The bulk of the interface design will come from (the) gaming community, with additional innovation through these proprietary 3D chat worlds. But in most of these chat rooms, there’s nothing to do! You see someone’s avatar, and they’re picking their nose. It’s a piece of glitz attached to text chat. In an application like “Everquest,” you have exactly the same environment design and you’re there to do something. There has to be a purpose.

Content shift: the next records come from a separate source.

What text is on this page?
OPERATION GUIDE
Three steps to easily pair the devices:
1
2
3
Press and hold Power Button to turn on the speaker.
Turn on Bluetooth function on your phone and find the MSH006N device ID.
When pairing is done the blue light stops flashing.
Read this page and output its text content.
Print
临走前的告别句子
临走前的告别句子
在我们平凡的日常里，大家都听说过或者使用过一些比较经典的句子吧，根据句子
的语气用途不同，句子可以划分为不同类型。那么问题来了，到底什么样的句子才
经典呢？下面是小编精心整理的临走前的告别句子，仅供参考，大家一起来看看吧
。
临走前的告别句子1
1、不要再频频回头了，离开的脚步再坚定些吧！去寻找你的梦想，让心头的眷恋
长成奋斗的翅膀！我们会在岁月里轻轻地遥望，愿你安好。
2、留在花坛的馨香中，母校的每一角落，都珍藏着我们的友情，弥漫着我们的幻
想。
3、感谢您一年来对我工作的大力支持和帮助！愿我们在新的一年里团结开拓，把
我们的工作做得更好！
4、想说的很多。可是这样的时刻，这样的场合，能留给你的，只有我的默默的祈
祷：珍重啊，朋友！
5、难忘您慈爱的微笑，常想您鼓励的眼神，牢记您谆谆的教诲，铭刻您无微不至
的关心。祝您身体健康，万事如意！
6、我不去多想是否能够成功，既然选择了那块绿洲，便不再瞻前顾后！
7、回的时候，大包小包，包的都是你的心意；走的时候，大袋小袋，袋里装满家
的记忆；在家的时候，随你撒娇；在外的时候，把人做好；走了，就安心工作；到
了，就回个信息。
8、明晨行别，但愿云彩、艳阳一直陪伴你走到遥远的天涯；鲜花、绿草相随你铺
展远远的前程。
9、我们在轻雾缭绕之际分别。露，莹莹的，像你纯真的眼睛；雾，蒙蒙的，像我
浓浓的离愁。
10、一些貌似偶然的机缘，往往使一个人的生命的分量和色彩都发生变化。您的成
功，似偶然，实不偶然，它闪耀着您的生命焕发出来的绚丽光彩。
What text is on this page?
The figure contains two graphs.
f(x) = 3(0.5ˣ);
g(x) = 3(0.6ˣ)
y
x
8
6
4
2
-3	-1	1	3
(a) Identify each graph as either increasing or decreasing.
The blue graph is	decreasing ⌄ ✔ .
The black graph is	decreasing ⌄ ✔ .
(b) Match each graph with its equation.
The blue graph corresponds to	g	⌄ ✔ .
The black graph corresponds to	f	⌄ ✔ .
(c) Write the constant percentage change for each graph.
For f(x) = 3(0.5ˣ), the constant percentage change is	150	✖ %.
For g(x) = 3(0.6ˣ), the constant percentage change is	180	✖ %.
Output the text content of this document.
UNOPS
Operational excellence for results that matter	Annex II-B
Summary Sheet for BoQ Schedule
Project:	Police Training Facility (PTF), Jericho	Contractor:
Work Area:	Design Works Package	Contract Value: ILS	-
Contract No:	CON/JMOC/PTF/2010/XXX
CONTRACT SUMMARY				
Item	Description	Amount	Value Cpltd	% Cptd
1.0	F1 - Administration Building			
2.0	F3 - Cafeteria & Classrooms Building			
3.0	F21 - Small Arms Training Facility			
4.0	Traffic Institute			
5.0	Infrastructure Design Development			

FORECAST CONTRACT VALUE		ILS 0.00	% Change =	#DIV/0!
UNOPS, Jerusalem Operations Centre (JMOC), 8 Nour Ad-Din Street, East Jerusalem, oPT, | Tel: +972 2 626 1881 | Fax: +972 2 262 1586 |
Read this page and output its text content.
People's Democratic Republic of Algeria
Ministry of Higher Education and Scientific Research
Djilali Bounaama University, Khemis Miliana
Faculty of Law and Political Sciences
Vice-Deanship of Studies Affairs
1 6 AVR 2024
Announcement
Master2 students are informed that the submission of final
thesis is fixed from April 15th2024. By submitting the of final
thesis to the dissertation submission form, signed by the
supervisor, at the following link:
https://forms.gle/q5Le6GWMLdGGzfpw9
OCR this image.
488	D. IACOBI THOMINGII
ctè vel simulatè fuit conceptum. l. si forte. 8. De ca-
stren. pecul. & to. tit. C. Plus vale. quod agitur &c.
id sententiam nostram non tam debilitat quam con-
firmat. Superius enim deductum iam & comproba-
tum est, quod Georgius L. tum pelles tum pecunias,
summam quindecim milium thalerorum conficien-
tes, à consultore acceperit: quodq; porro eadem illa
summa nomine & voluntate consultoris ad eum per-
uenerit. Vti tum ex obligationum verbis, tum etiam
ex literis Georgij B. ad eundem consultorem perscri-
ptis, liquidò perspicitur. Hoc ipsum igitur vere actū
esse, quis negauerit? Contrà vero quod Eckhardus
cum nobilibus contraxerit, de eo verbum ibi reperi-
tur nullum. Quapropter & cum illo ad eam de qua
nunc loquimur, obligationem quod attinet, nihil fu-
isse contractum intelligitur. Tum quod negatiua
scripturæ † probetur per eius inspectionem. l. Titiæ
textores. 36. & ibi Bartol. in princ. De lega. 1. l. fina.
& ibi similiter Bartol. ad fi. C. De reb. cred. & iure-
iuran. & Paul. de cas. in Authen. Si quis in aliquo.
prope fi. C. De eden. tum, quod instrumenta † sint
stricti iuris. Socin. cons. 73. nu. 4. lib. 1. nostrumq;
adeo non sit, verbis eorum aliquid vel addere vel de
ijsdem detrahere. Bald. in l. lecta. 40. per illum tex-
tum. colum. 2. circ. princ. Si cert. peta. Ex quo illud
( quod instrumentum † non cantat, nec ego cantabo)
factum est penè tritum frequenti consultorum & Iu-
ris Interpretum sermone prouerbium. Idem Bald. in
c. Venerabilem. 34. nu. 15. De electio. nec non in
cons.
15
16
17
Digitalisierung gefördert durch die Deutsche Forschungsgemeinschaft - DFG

There is no real “purpose” in Second Life either other than what people who sign on bring to it, yet they somehow either manage to find things to do or not – just like most people do in real life. The assumption that people want to do more doesn’t really jive with what I’m discovering. Not everyone wants to spend their evenings slaying dragons or mining virtual gold or, for that matter, creating virtual content or managing virtual property; alot of people just chat about real life issues. So in that way, these 3D interfaces are more like teleconferencing than gaming. Now that the technology is here, we might discover that most people would rather just talk than fire their BFG’s at each other.

I also wonder if Parisi is aware of the serious discussion going on about open-sourcing Second Life. I mean, how can Linden Labs not be aware of the open source solutions beginning to invade their space… one of the people behind Croquet is giving a virtual talk inside Second Life! Interesting times. Now excuse me while I load Maya and work on a nose-picking animation.

XBox 360 Design Process

When people there were asked what company might have made the console, they guessed Sony or Apple. That thrilled Microsoft executives.

*sigh*

Doesn’t Microsoft already make products? Don’t those have a design language and strategy behind them? What happened?